スタナウ57〜62 新聞記事_0005 村田喜代子吃音礼賛 家の子供に聞くと、いま学校で吃音の子供は少ないらしい。昔は町にも学校にも結構いた。私もその一人で、身内にもいる。時代はスマート、早口文化で、テレビ・ラジオのアナウンサーから一般人まで、速い口調でしゃべる。社会の進展と共に、天然痘の終息宣言のように、吃音も長い歴史の幕を閉じるのか。
 と思っていると、見知らぬ吃音の女性から電話がかかってきた。どうやって治したのか、相談の電話である。吃音は外見上は言葉がつかえて出にくい状態だが、原因は発声時の呼吸の乱れにある。気分を落ち着けるといいのだが、そこのところが、なにか生理的と言うか、本能的と言うか、手に負えない感じである。だから私もまだ、吃音が治ってはいない。「早くから周囲の人に、吃音宣言をしていると、不思議に吃らないですよ」とアドバイス。
 羞恥心を捨てる。何が恥ずかしいのか。興奮した時はどもる。盛大にどもったあとなど、かくも情熱的にしゃべったことに、一種人間的な感動を覚える。「ナナハンで走ったような気分もします」と言うと、相手も笑い出した。

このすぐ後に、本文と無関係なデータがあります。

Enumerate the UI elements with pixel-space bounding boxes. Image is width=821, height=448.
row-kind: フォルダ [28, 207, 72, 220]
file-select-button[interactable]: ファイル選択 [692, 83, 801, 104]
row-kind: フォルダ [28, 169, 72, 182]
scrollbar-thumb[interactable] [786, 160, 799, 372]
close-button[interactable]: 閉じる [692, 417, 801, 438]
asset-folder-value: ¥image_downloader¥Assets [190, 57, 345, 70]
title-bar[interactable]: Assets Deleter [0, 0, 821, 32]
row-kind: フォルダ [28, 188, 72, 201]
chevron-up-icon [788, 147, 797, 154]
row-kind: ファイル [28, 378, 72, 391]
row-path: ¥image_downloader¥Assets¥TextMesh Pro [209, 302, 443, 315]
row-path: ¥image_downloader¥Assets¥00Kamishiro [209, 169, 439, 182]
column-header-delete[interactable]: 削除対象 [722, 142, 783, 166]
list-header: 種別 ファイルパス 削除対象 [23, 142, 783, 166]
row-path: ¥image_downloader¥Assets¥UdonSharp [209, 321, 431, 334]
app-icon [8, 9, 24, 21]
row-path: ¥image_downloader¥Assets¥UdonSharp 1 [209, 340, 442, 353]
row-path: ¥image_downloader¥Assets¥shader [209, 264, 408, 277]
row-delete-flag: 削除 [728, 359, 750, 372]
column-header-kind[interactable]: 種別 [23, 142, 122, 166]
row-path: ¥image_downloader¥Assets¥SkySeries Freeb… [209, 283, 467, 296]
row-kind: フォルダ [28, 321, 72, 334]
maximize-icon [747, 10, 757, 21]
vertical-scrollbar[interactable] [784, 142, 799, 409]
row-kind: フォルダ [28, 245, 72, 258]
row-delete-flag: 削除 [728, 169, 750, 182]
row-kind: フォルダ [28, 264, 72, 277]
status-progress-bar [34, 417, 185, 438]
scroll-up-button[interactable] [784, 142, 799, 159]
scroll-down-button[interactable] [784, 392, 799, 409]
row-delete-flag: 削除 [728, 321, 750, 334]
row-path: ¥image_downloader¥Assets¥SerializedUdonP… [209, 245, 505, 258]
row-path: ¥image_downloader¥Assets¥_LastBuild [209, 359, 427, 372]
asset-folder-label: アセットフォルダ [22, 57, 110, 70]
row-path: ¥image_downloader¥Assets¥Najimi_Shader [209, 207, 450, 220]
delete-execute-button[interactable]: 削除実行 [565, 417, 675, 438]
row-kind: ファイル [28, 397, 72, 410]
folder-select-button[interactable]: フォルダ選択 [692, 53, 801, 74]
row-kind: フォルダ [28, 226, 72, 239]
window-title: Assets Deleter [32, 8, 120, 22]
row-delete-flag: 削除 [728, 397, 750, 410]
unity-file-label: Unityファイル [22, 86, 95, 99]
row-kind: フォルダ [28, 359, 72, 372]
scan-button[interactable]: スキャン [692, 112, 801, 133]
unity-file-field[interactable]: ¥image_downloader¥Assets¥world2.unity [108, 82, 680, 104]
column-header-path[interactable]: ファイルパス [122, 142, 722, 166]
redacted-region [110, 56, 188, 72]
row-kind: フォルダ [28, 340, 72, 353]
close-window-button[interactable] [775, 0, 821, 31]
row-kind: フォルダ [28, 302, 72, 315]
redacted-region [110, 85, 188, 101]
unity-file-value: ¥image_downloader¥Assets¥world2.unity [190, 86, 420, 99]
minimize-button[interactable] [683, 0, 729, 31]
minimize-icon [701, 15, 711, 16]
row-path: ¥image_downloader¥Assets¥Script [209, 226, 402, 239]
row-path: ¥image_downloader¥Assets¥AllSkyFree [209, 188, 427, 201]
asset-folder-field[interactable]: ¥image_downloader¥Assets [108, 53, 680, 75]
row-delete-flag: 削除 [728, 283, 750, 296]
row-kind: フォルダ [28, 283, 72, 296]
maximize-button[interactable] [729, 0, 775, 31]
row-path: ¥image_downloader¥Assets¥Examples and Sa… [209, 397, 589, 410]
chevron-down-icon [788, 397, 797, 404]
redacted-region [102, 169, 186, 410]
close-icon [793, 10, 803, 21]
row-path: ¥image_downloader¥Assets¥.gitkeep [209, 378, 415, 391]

 どもる者とどもらない者。二つの系流をふとたどってみたくなる。「原始時代に火山が爆発して、その時にアッーと驚いてウ、ウ、ウワアッと叫んだ人間と、叫ばなかった人間がいたんじゃないですか。その叫んだほうの原始人の子孫かもしれない」
 だが噴火のショックもはるか昔になり、しだいに(叫んだ人の)血も薄れる。それでこんなにいまは吃音が減った。電話のむこうの女性も、ほとんどことばはつっかえない。軽い、もっとどもろうよと心の声がする。